The appellant insists that at the time of the injury the plaintiff was a passenger “being transported,” under section 6052, Rev. St. 1913, and that the defendant was therefore absolutely liable for his injuries. This position is not tenable. The plaintiff was not “being transported” at the time of the injury; he had not entered, or was not in the act of entering, the train; he was using his own powers of locomotion, and not being carried or moved by any other agency. The facts alleged do not bring plaintiff within the class of persons to whom the statute applies. Fremont, E. & M. V. R. Co. v. Hagblad, 72 Neb. 773, 791. In the consideration of the questions presented, we assume, without deciding, that the plaintiff was a passenger and was entitled to the care and protection which a carrier is compelled by law to extend to passengers. The defendant was therefore bound to exercise the care toward him which the law requires to be exercised when such a relation exists, viz., the highest degree of care and caution. There can be no doubt that, if the plaintiff had been struck by the incoming train while he was in the act of crossing to the south side of the train, the questions as to the negligence of the defendant and the contributory negligence of plaintiff must have been submitted to the jury. But the petition shows that before the plaintiff was struck he had completed the act of crossing, had proceeded west, “and while so proceeding westward, for the purpose of taking said train, was struck on the side by the engine.” It is not alleged that there was any engine or cars standing or moving on the side track at the time, or that there was anything to prevent the plaintiff from walking farther away from the rails. The proximate cause of the accident was that the plaintiff carelessly walked too close to the track.

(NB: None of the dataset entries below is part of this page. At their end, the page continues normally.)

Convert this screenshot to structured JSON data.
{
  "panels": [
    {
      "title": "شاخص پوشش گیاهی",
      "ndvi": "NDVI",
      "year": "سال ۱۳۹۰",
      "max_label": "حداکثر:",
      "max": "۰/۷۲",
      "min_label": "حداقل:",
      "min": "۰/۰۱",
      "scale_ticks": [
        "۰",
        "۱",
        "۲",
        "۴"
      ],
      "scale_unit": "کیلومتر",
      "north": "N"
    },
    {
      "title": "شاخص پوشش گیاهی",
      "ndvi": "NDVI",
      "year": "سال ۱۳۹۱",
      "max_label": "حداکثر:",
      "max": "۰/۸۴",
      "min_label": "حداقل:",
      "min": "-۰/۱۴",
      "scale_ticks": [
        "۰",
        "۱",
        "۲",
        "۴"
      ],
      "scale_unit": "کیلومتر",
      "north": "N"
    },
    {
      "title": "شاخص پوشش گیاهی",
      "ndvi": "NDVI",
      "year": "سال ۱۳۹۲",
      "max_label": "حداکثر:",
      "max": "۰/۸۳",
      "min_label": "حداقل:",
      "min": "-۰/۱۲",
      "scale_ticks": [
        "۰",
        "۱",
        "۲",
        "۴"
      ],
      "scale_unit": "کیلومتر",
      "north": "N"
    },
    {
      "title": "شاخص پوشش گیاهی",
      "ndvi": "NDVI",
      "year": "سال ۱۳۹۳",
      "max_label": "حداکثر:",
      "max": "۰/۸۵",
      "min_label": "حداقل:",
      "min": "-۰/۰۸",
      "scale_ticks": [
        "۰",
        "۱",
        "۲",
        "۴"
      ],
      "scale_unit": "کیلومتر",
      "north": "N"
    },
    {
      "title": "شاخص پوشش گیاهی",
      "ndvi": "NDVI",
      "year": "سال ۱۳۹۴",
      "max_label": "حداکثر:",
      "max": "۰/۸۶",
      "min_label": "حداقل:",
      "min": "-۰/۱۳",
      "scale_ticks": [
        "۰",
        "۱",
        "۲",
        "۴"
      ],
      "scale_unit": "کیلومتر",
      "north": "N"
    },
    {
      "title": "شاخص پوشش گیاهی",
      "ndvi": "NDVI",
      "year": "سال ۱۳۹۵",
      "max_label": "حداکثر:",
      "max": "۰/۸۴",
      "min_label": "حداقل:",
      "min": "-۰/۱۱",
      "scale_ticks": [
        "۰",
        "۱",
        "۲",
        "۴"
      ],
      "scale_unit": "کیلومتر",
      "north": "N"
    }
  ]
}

As to the alleged negligence of defendant with respect to failure to open the doors on the north side of east-bound trains, failure to provide a proper platform, to light the tracks, to furnish a man to conduct passengers across the track, in running the train at an excessive rate of speed without ringing the bell or blowing the whistle, failure to open doors on the north side was a reasonable precaution to protect embarking passengers from trains going west on the adjacent main-line track, and none of the other facts alleged could have caused or contributed to plaintiff’s injury, except, perhaps, the failure to have a watchman or flagman “to see that the passengers desiring to take said train were conducted over said tracks to the south side thereof on said public crossing, or to give passengers proper directions for crossing said tracks, and taking said trains.” But, since the crossing had been safely passed before the accident, no negligence in this respect could cause it.

The only other question involved is whether the allegations of the petition with respect to plaintiff’s physical and mental condition imposed the duty of greater care upon the defendant towards the plaintiff than it owed toward an ordinary passenger. It is not alleged that notice of this condition was brought home to defendant or any of its agents in any manner whatsoever. We have no doubt that, if such notice had been given, it would have been the duty of defendant to exercise greater care to see that the plaintiff safely took passage than it owed to ordinnary passengers; hut, in the absence of such knowledge, we fail to see wherein the defendant was guilty of negligence in this respect. Louisville & N. R. Co. v. Crunk, 119 Ind. 542; Illinois C. R. Co. v. Cruse, 123 Ky. 463, 8 L. R. A. n. s. 299, and note. The petition alleges that the plaintiff went to “said depot and found no agent or other person in same to direct him or to sell him a ticket,” but it is also stated that he “saw said agent with a lantern down to the west of the depot on the south side of said south main track.” It is to be presumed, since there is no allegation to the contrary, that when the plaintiff saw the agent out near the track with a lantern he was there in the exercise of his proper duties.

. The accident is much to be regretted, but we are of opinion that the petition does not allege any act of negligence on the part of the defendant which was its proximate cause. This is the view which was taken by the district court, and its judgment is therefore

Affirmed.

Fawcett and Hamer, JJ., not sitting.